1. Most of the new CVEs have potential security concerns. At the very least, they would have been assigned a CVE if they were reported by an external researcher.

2. Many of them don't affect the older LTS branches.

3. I found 1 (1!) CVE that has a remote exploitation possibility. The rest are mostly local privilege exploit or DoS or crashes.

4. This Greg dude (heh) is backtracking to 2021 to flag bugs that have since been fixed. If your kernel repository is even semi up to date, you would have cut down the CVE count by 1/3.

In my company, the majority consensus amongst the kernel developers is 'patch your shit and do rolling release. We are too busy to evaluate all the CVEs.' On the opposite end, are embedded hardware kernel developers who barely had their kernels working on existing hardware. Both sides make good arguments and I don't have any opinion I'd share.

There are other ways to lessen the CVE workload.

1. Disable unused components with defconf or make menuconfig.

2. Don't stay on the bleeding edge branch (ie. 6.x)

3. Implement automatic minor version commit merges

Your mileage may vary, but with these implemented, the workload is managable imo.
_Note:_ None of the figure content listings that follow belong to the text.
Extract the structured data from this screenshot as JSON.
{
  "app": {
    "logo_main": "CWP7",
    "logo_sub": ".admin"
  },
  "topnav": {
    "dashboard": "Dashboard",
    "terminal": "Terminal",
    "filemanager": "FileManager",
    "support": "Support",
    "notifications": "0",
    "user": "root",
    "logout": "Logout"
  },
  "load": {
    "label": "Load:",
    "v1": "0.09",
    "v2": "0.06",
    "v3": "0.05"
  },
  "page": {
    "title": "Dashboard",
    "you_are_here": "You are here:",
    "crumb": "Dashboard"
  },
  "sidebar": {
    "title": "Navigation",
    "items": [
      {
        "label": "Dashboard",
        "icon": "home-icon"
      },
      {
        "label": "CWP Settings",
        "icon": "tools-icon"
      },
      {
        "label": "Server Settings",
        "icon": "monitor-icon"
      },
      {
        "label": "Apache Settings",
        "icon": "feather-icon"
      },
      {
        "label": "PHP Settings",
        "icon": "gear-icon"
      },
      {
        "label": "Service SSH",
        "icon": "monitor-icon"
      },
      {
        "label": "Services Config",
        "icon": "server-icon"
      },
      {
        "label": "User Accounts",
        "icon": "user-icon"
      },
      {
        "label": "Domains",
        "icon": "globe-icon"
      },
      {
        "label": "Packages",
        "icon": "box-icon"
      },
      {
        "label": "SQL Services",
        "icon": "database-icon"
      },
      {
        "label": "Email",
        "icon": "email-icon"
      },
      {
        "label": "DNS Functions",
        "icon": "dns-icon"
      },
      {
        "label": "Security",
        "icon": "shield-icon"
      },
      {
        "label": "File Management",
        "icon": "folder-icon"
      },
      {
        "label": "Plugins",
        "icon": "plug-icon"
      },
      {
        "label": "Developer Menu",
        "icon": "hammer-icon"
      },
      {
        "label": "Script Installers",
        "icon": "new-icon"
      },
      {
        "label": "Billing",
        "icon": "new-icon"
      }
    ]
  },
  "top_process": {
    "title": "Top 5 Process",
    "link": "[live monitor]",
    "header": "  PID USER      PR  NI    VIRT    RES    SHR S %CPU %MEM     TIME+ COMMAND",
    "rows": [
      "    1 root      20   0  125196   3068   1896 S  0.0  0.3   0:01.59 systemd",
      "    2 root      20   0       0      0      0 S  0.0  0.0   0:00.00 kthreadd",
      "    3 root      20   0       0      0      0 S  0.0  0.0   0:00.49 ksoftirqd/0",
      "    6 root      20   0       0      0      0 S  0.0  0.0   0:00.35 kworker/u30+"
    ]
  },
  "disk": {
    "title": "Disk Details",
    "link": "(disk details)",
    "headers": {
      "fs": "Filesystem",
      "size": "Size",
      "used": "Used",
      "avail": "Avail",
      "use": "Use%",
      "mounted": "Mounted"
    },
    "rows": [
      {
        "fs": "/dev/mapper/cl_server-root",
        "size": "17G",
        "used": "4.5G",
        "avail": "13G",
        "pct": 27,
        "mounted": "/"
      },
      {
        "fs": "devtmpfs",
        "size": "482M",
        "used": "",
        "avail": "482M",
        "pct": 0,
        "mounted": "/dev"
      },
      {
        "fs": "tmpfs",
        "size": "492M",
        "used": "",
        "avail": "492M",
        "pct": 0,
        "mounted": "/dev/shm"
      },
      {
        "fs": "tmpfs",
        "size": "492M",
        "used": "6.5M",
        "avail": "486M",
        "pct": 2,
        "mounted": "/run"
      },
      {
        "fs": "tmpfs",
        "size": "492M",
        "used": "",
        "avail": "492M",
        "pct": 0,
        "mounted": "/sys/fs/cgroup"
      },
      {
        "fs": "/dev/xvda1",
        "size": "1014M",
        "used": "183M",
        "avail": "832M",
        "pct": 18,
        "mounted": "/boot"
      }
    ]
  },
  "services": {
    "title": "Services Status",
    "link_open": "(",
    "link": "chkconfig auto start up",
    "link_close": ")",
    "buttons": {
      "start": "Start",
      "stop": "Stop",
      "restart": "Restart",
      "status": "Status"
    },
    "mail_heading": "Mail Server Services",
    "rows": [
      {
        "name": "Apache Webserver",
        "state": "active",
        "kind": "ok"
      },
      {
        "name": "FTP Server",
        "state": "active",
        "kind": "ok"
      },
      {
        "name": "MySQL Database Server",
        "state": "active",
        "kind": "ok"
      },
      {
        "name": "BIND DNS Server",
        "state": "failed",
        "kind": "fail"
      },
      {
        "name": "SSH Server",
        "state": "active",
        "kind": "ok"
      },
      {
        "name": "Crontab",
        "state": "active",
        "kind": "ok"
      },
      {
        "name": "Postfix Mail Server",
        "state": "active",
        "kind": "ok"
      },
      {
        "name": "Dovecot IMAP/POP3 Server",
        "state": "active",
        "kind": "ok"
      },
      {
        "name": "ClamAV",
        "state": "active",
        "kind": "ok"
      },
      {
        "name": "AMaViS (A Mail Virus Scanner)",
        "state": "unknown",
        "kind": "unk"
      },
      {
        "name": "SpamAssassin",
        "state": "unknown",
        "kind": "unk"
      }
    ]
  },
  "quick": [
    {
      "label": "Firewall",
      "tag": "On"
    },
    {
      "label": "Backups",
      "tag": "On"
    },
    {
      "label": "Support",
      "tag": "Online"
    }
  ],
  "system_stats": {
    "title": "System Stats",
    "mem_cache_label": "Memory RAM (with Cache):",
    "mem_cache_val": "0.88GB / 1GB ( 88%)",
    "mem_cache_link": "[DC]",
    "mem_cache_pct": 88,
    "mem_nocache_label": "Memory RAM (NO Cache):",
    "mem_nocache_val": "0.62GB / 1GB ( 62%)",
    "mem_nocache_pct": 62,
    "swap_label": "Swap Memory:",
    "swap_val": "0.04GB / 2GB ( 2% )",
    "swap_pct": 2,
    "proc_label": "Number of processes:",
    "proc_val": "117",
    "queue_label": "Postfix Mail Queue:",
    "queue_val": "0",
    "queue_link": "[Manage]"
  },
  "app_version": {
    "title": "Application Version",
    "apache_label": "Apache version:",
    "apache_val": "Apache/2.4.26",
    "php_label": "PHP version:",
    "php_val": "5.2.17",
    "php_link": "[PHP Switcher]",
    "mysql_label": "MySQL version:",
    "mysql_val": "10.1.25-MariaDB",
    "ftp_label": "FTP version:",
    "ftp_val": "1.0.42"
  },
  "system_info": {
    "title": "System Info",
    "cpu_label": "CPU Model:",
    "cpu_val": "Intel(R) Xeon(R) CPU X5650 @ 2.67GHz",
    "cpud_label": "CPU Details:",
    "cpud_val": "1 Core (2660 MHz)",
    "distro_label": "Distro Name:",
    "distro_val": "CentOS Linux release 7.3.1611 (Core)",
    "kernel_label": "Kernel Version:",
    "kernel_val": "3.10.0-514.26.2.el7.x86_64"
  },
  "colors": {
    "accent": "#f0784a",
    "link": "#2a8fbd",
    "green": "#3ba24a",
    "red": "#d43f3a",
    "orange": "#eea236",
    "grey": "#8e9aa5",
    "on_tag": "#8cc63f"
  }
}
> There are other ways to lessen the CVE workload.

> 1. Disable unused components with defconf or make menuconfig.

+1 for avoiding vulnerabilities, but were you saying this lessens the CVE evaluation workload? I'd love to hear about automation for evaluating CVEs based on a kernel config. I've done a fair amount of that manually and I'm not aware of any metadata in the CVE records (or in the CVE json in gregkh's new vulns repo) that includes config metadata.